Immune checkpoint inhibitors (ICIs) have revolutionized the management of metastatic melanoma, however immune related adverse events (irAEs) are common and unpredictable. Routinely used blood markers, such as neutrophil and lymphocyte counts, have been shown to correlate with efficacy outcomes. There has however been little study of their potential in predicting toxicity.

Method

A single centre retrospective study of patients with metastatic melanoma who commenced ICIs between 2016 and 2018 was undertaken. Data were collected by 5 medical students during their research module. Blood results from baseline, cycles 2-5 and 6, 9 and 12 months after commencing ICIs were extracted from the electronic medical records (Meditech) and correlated with irAEs (type, onset, severity). Analysed parameters included haemoglobin, lymphocytes, neutrophils, eosinophils, platelets, sodium, phosphate, C-reactive protein(CRP), albumin and calcium. Analysis was performed in SPSS.

Results

154 patients were included in the study.
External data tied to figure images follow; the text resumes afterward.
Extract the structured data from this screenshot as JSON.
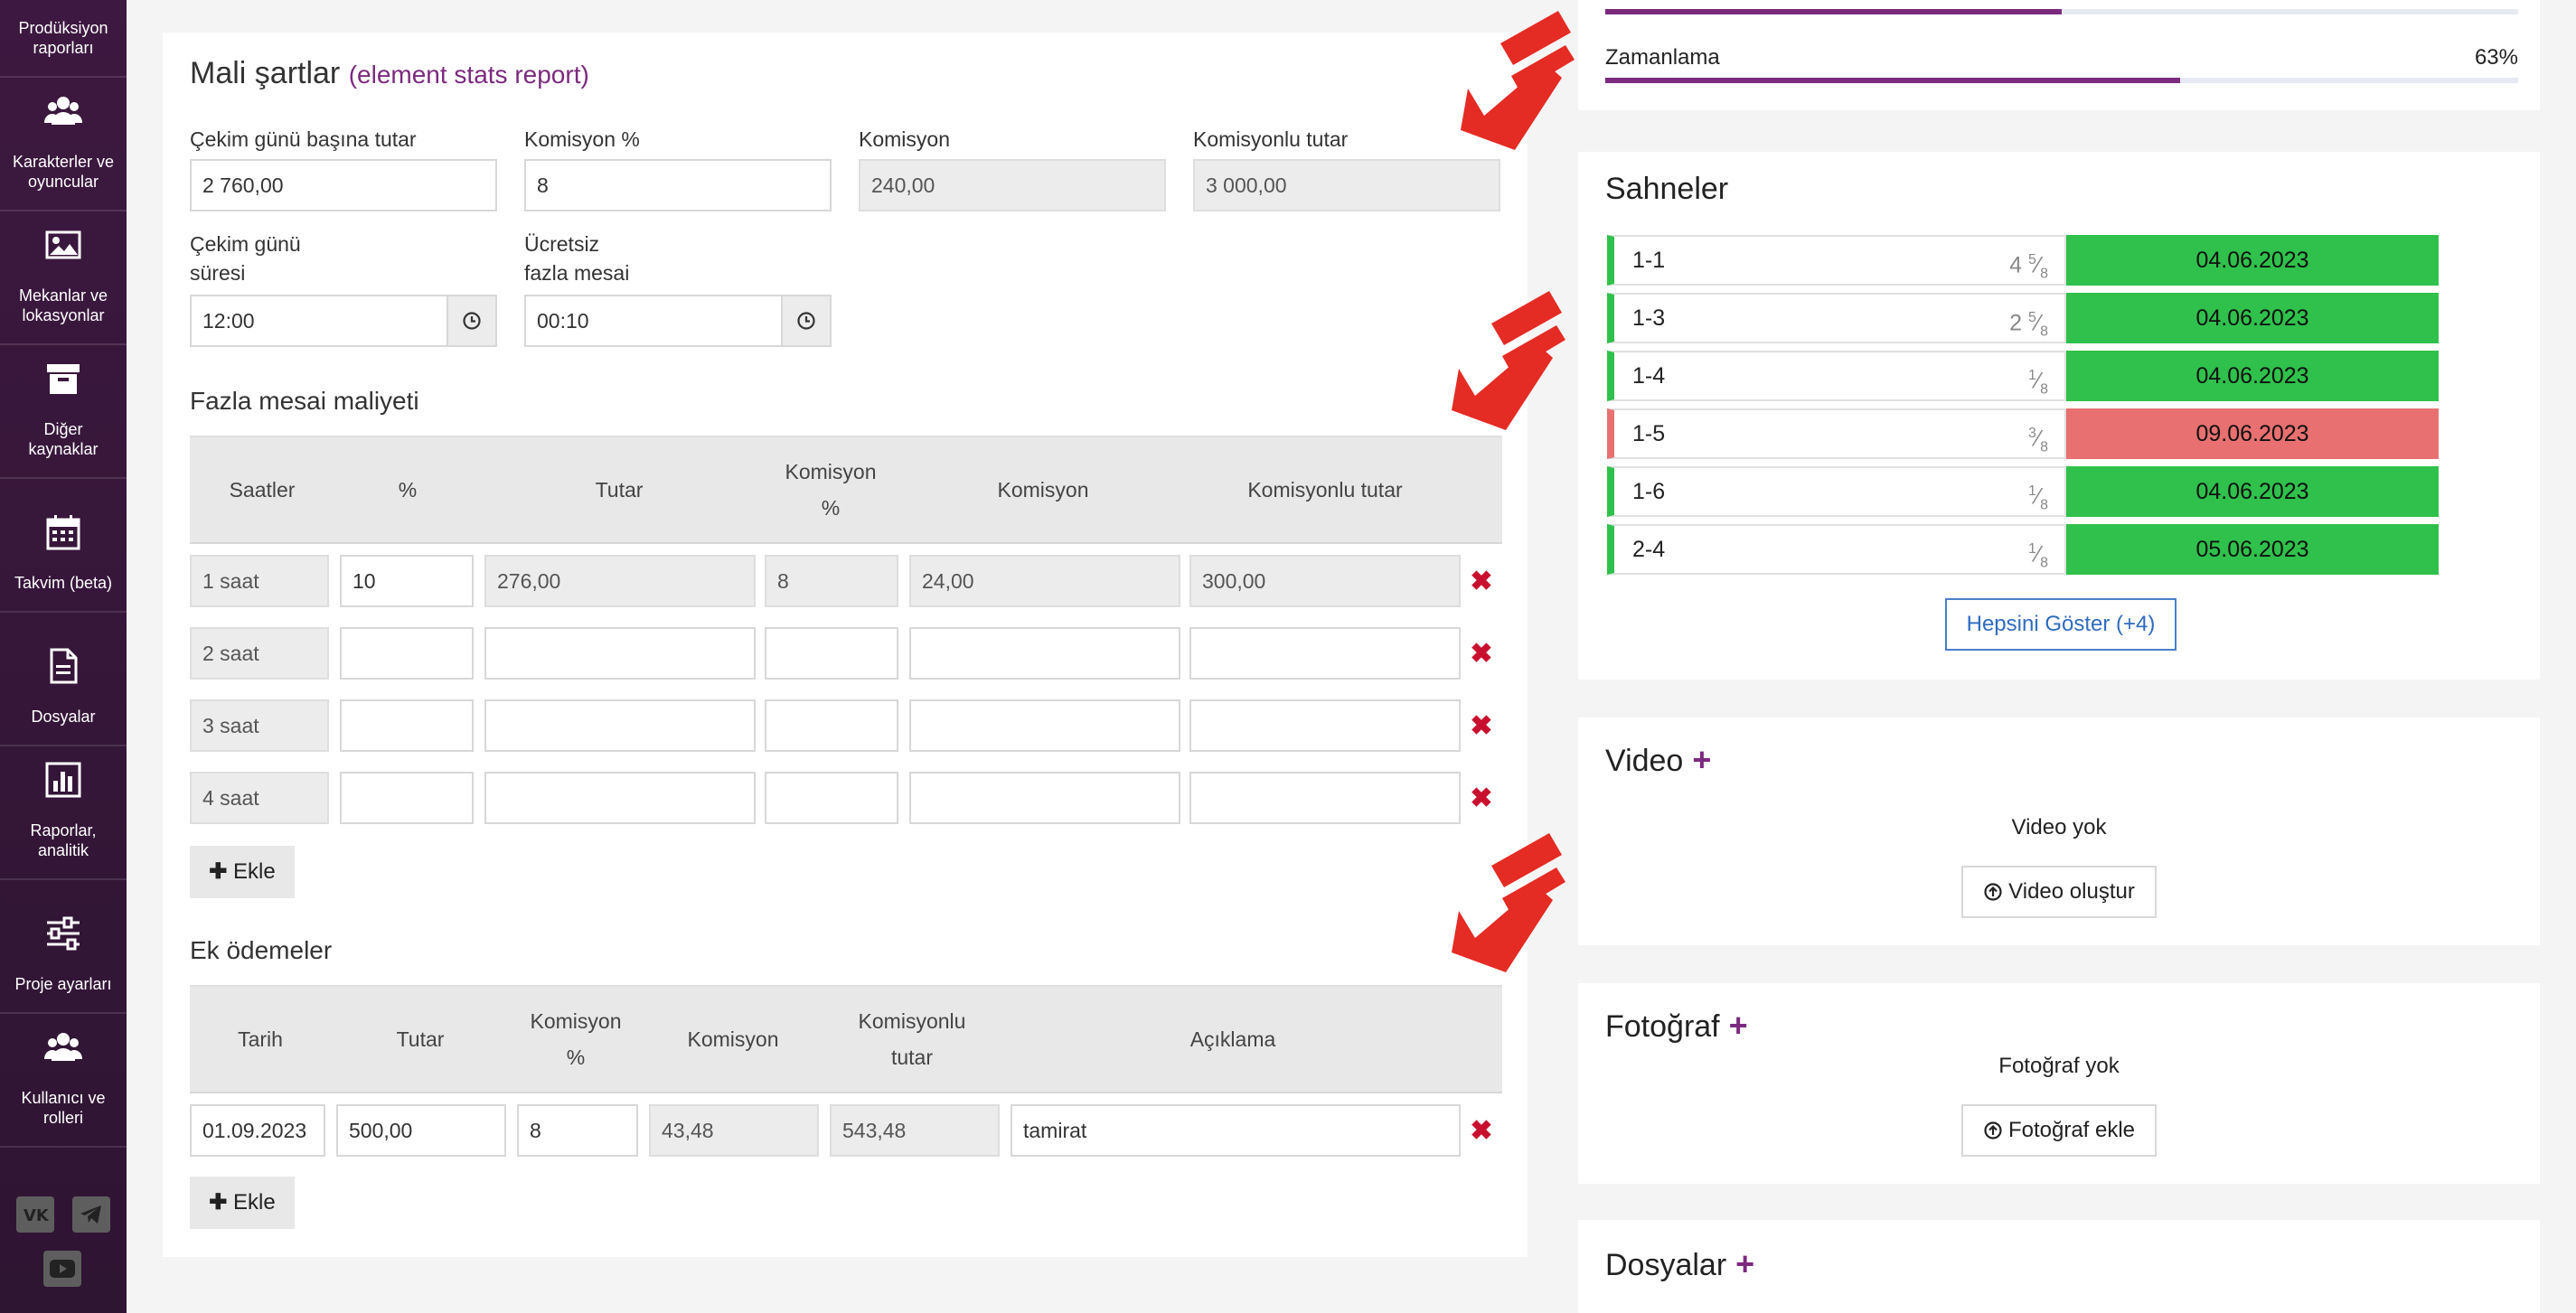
{
  "sidebar": {
    "items": [
      {
        "label": "Prodüksiyon raporları",
        "icon": "report-icon"
      },
      {
        "label": "Karakterler ve oyuncular",
        "icon": "users-icon"
      },
      {
        "label": "Mekanlar ve lokasyonlar",
        "icon": "image-icon"
      },
      {
        "label": "Diğer kaynaklar",
        "icon": "archive-icon"
      },
      {
        "label": "Takvim (beta)",
        "icon": "calendar-icon"
      },
      {
        "label": "Dosyalar",
        "icon": "document-icon"
      },
      {
        "label": "Raporlar, analitik",
        "icon": "chart-icon"
      },
      {
        "label": "Proje ayarları",
        "icon": "sliders-icon"
      },
      {
        "label": "Kullanıcı ve rolleri",
        "icon": "users-icon"
      }
    ],
    "social": [
      "vk-icon",
      "telegram-icon",
      "youtube-icon"
    ]
  },
  "mali": {
    "title": "Mali şartlar",
    "subtitle": "(element stats report)",
    "fields": {
      "daily_amount_label": "Çekim günü başına tutar",
      "daily_amount_value": "2 760,00",
      "commission_pct_label": "Komisyon %",
      "commission_pct_value": "8",
      "commission_label": "Komisyon",
      "commission_value": "240,00",
      "total_label": "Komisyonlu tutar",
      "total_value": "3 000,00",
      "duration_label_1": "Çekim günü",
      "duration_label_2": "süresi",
      "duration_value": "12:00",
      "free_overtime_label_1": "Ücretsiz",
      "free_overtime_label_2": "fazla mesai",
      "free_overtime_value": "00:10"
    },
    "overtime": {
      "title": "Fazla mesai maliyeti",
      "headers": {
        "hours": "Saatler",
        "pct": "%",
        "amount": "Tutar",
        "comm_pct_1": "Komisyon",
        "comm_pct_2": "%",
        "comm": "Komisyon",
        "total": "Komisyonlu tutar"
      },
      "rows": [
        {
          "hours": "1 saat",
          "pct": "10",
          "amount": "276,00",
          "comm_pct": "8",
          "comm": "24,00",
          "total": "300,00"
        },
        {
          "hours": "2 saat",
          "pct": "",
          "amount": "",
          "comm_pct": "",
          "comm": "",
          "total": ""
        },
        {
          "hours": "3 saat",
          "pct": "",
          "amount": "",
          "comm_pct": "",
          "comm": "",
          "total": ""
        },
        {
          "hours": "4 saat",
          "pct": "",
          "amount": "",
          "comm_pct": "",
          "comm": "",
          "total": ""
        }
      ],
      "add_label": "Ekle"
    },
    "extra": {
      "title": "Ek ödemeler",
      "headers": {
        "date": "Tarih",
        "amount": "Tutar",
        "comm_pct_1": "Komisyon",
        "comm_pct_2": "%",
        "comm": "Komisyon",
        "total_1": "Komisyonlu",
        "total_2": "tutar",
        "desc": "Açıklama"
      },
      "rows": [
        {
          "date": "01.09.2023",
          "amount": "500,00",
          "comm_pct": "8",
          "comm": "43,48",
          "total": "543,48",
          "desc": "tamirat"
        }
      ],
      "add_label": "Ekle"
    }
  },
  "progress": {
    "top_bar_fill": 0.5,
    "label": "Zamanlama",
    "percent_text": "63%",
    "fill": 0.63,
    "accent": "#7b2a7e"
  },
  "scenes": {
    "title": "Sahneler",
    "items": [
      {
        "name": "1-1",
        "whole": "4",
        "num": "5",
        "den": "8",
        "date": "04.06.2023",
        "status": "green"
      },
      {
        "name": "1-3",
        "whole": "2",
        "num": "5",
        "den": "8",
        "date": "04.06.2023",
        "status": "green"
      },
      {
        "name": "1-4",
        "whole": "",
        "num": "1",
        "den": "8",
        "date": "04.06.2023",
        "status": "green"
      },
      {
        "name": "1-5",
        "whole": "",
        "num": "3",
        "den": "8",
        "date": "09.06.2023",
        "status": "red"
      },
      {
        "name": "1-6",
        "whole": "",
        "num": "1",
        "den": "8",
        "date": "04.06.2023",
        "status": "green"
      },
      {
        "name": "2-4",
        "whole": "",
        "num": "1",
        "den": "8",
        "date": "05.06.2023",
        "status": "green"
      }
    ],
    "show_all": "Hepsini Göster (+4)",
    "colors": {
      "green": "#2fc14b",
      "red": "#e87070"
    }
  },
  "video": {
    "title": "Video",
    "empty": "Video yok",
    "button": "Video oluştur"
  },
  "photo": {
    "title": "Fotoğraf",
    "empty": "Fotoğraf yok",
    "button": "Fotoğraf ekle"
  },
  "files": {
    "title": "Dosyalar"
  }
}
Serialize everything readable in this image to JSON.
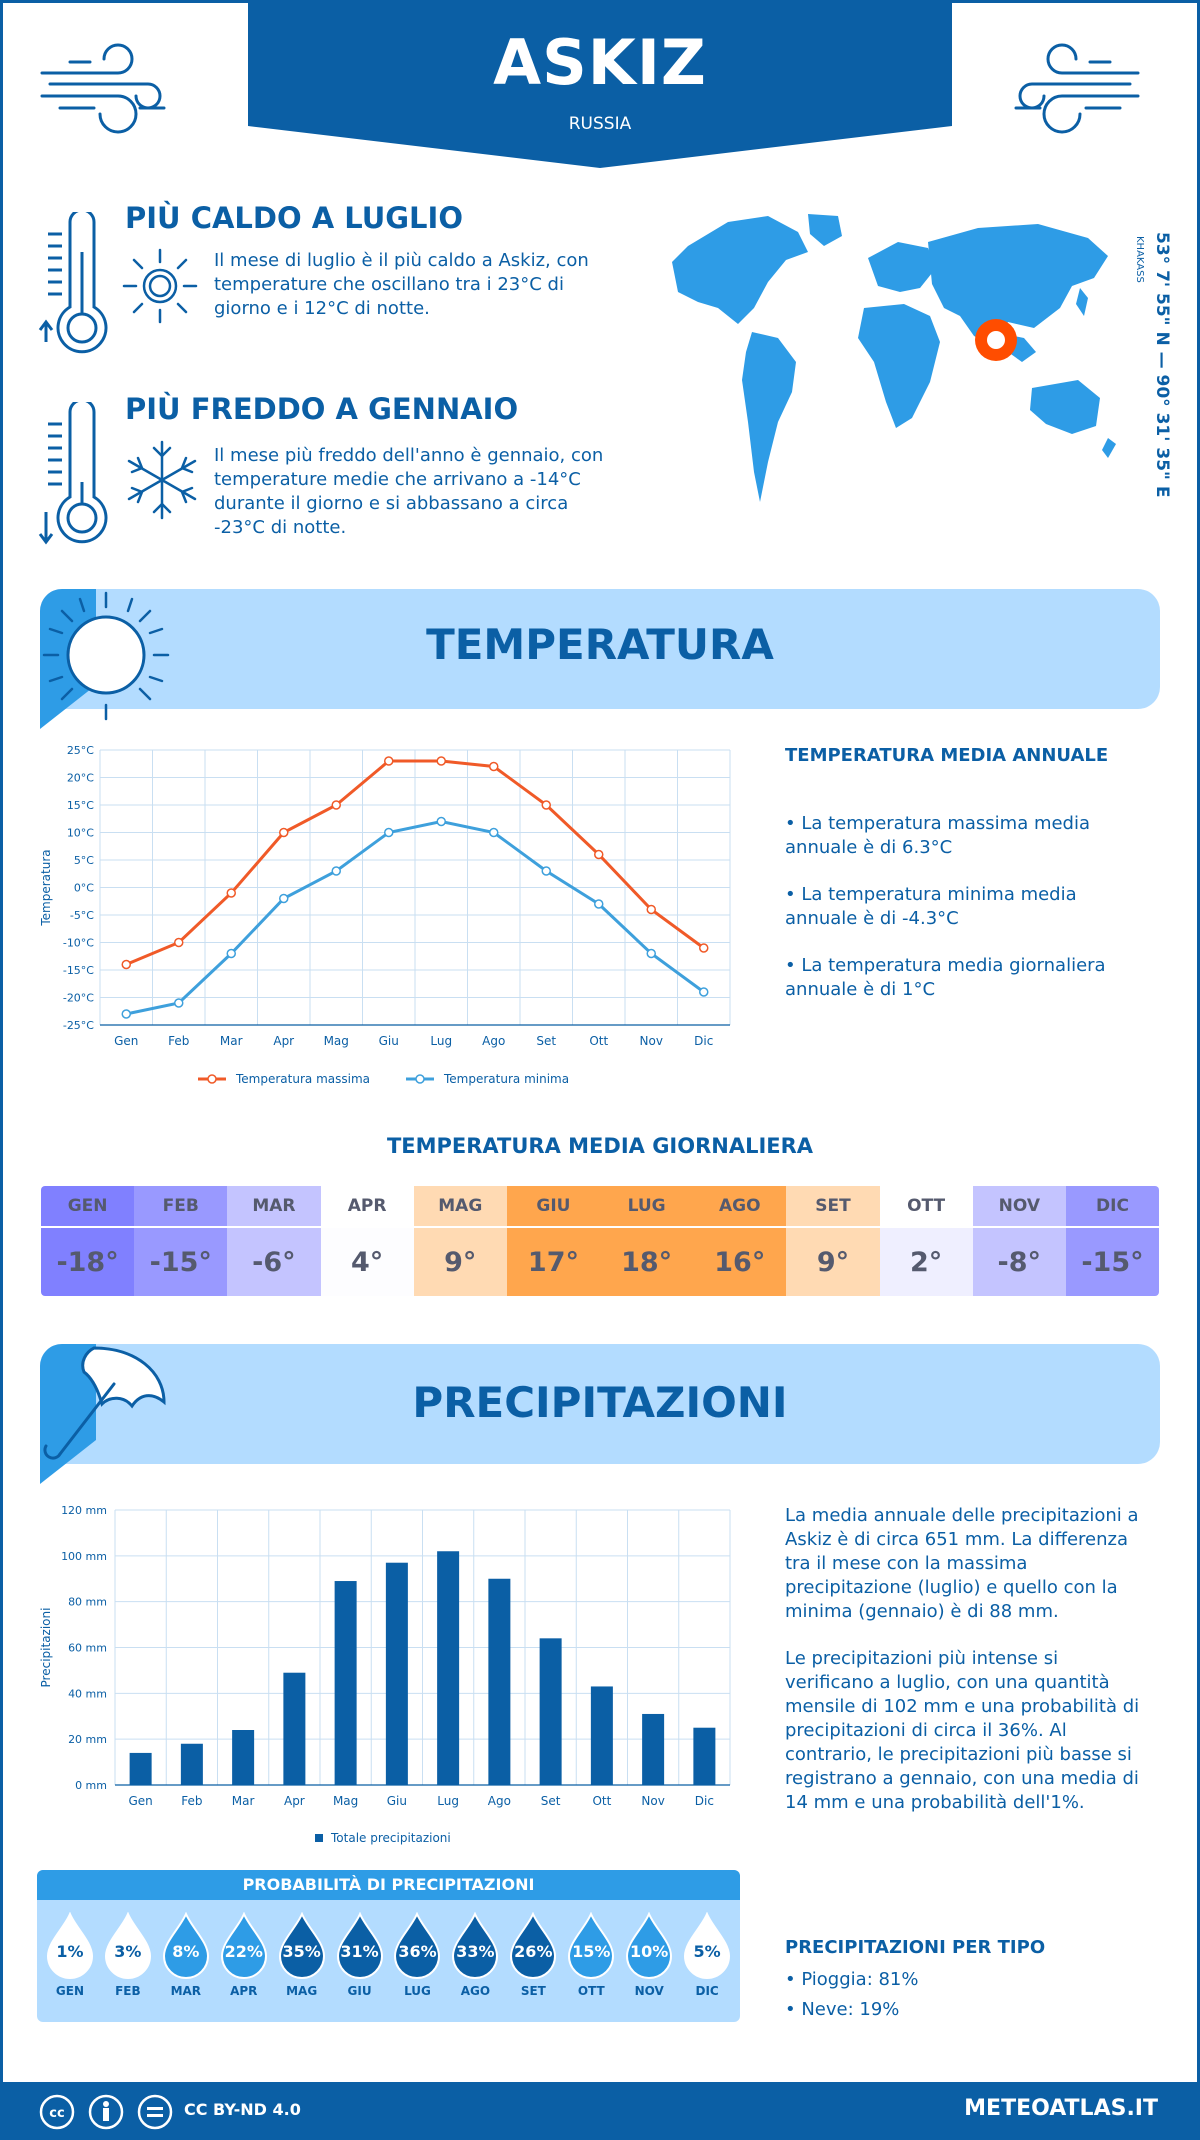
{
  "header": {
    "city": "ASKIZ",
    "country": "RUSSIA"
  },
  "facts": {
    "hottest": {
      "title": "PIÙ CALDO A LUGLIO",
      "text": "Il mese di luglio è il più caldo a Askiz, con temperature che oscillano tra i 23°C di giorno e i 12°C di notte."
    },
    "coldest": {
      "title": "PIÙ FREDDO A GENNAIO",
      "text": "Il mese più freddo dell'anno è gennaio, con temperature medie che arrivano a -14°C durante il giorno e si abbassano a circa -23°C di notte."
    }
  },
  "location": {
    "coordinates": "53° 7' 55\" N — 90° 31' 35\" E",
    "region": "KHAKASS"
  },
  "temperature_section": {
    "title": "TEMPERATURA",
    "annual_title": "TEMPERATURA MEDIA ANNUALE",
    "annual_items": [
      "• La temperatura massima media annuale è di 6.3°C",
      "• La temperatura minima media annuale è di -4.3°C",
      "• La temperatura media giornaliera annuale è di 1°C"
    ]
  },
  "daily_table": {
    "title": "TEMPERATURA MEDIA GIORNALIERA",
    "months": [
      "GEN",
      "FEB",
      "MAR",
      "APR",
      "MAG",
      "GIU",
      "LUG",
      "AGO",
      "SET",
      "OTT",
      "NOV",
      "DIC"
    ],
    "values": [
      "-18°",
      "-15°",
      "-6°",
      "4°",
      "9°",
      "17°",
      "18°",
      "16°",
      "9°",
      "2°",
      "-8°",
      "-15°"
    ],
    "head_colors": [
      "#8080ff",
      "#9999ff",
      "#c4c4ff",
      "#ffffff",
      "#ffdab3",
      "#ffa64d",
      "#ffa64d",
      "#ffa64d",
      "#ffdab3",
      "#ffffff",
      "#c4c4ff",
      "#9999ff"
    ],
    "value_colors": [
      "#8080ff",
      "#9999ff",
      "#c4c4ff",
      "#fdfdff",
      "#ffdab3",
      "#ffa64d",
      "#ffa64d",
      "#ffa64d",
      "#ffdab3",
      "#efefff",
      "#c4c4ff",
      "#9999ff"
    ]
  },
  "precip_section": {
    "title": "PRECIPITAZIONI",
    "paragraph1": "La media annuale delle precipitazioni a Askiz è di circa 651 mm. La differenza tra il mese con la massima precipitazione (luglio) e quello con la minima (gennaio) è di 88 mm.",
    "paragraph2": "Le precipitazioni più intense si verificano a luglio, con una quantità mensile di 102 mm e una probabilità di precipitazioni di circa il 36%. Al contrario, le precipitazioni più basse si registrano a gennaio, con una media di 14 mm e una probabilità dell'1%.",
    "type_title": "PRECIPITAZIONI PER TIPO",
    "types": [
      "• Pioggia: 81%",
      "• Neve: 19%"
    ]
  },
  "probability": {
    "title": "PROBABILITÀ DI PRECIPITAZIONI",
    "months": [
      "GEN",
      "FEB",
      "MAR",
      "APR",
      "MAG",
      "GIU",
      "LUG",
      "AGO",
      "SET",
      "OTT",
      "NOV",
      "DIC"
    ],
    "values": [
      "1%",
      "3%",
      "8%",
      "22%",
      "35%",
      "31%",
      "36%",
      "33%",
      "26%",
      "15%",
      "10%",
      "5%"
    ],
    "fill_colors": [
      "#ffffff",
      "#ffffff",
      "#2e9ce6",
      "#2e9ce6",
      "#0b5fa5",
      "#0b5fa5",
      "#0b5fa5",
      "#0b5fa5",
      "#0b5fa5",
      "#2e9ce6",
      "#2e9ce6",
      "#ffffff"
    ]
  },
  "footer": {
    "license": "CC BY-ND 4.0",
    "site": "METEOATLAS.IT"
  },
  "colors": {
    "primary": "#0b5fa5",
    "light": "#b3dcff",
    "accent": "#2e9ce6",
    "max_line": "#f05a28",
    "min_line": "#3ea0dc",
    "marker": "#f05a28"
  },
  "chart_data": [
    {
      "type": "line",
      "categories": [
        "Gen",
        "Feb",
        "Mar",
        "Apr",
        "Mag",
        "Giu",
        "Lug",
        "Ago",
        "Set",
        "Ott",
        "Nov",
        "Dic"
      ],
      "series": [
        {
          "name": "Temperatura massima",
          "values": [
            -14,
            -10,
            -1,
            10,
            15,
            23,
            23,
            22,
            15,
            6,
            -4,
            -11
          ]
        },
        {
          "name": "Temperatura minima",
          "values": [
            -23,
            -21,
            -12,
            -2,
            3,
            10,
            12,
            10,
            3,
            -3,
            -12,
            -19
          ]
        }
      ],
      "ylabel": "Temperatura",
      "yticks": [
        "25°C",
        "20°C",
        "15°C",
        "10°C",
        "5°C",
        "0°C",
        "-5°C",
        "-10°C",
        "-15°C",
        "-20°C",
        "-25°C"
      ],
      "ylim": [
        -25,
        25
      ],
      "grid": true,
      "legend": "bottom"
    },
    {
      "type": "bar",
      "categories": [
        "Gen",
        "Feb",
        "Mar",
        "Apr",
        "Mag",
        "Giu",
        "Lug",
        "Ago",
        "Set",
        "Ott",
        "Nov",
        "Dic"
      ],
      "series": [
        {
          "name": "Totale precipitazioni",
          "values": [
            14,
            18,
            24,
            49,
            89,
            97,
            102,
            90,
            64,
            43,
            31,
            25
          ]
        }
      ],
      "ylabel": "Precipitazioni",
      "yticks": [
        "120 mm",
        "100 mm",
        "80 mm",
        "60 mm",
        "40 mm",
        "20 mm",
        "0 mm"
      ],
      "ylim": [
        0,
        120
      ],
      "grid": true,
      "legend": "bottom"
    }
  ]
}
The overall incidence of toxicity was 67.5%; 56.4% (monotherapy pembrolizumab) and 86.5% (combination ipilimumab and nivolumab). With regard to toxicity, statistically significant differences in the baseline, and/or second cycle levels of several parameters, including albumin, phosphate, neutrophils and eosinophils, were observed. Early elevation in eosinophils (p=0.027) and albumin (p=0.022)were associated with pan-toxicity. Elevated baseline albumin or eosinophil count were associated with colitis and pneumonitis respectively. In combination ICI therapy higher baseline neutrophils were associated with toxicity (p=0.001). A progressive difference in lymphocytes delineated between those with/without toxicity with higher levels of lymphocytes associated with irAEs. Differences in platelet count, CRP and calcium were not associated with irAEs.

Conclusion

Our study demonstrates that several routinely assayed blood markers correlate with the incidence of irAEs, and may ultimately be used in a composite score to predict irAE risk. We are currently validating our findings in a second cohort of melanoma patients and a renal cohort; however prospective validation will ultimately be required.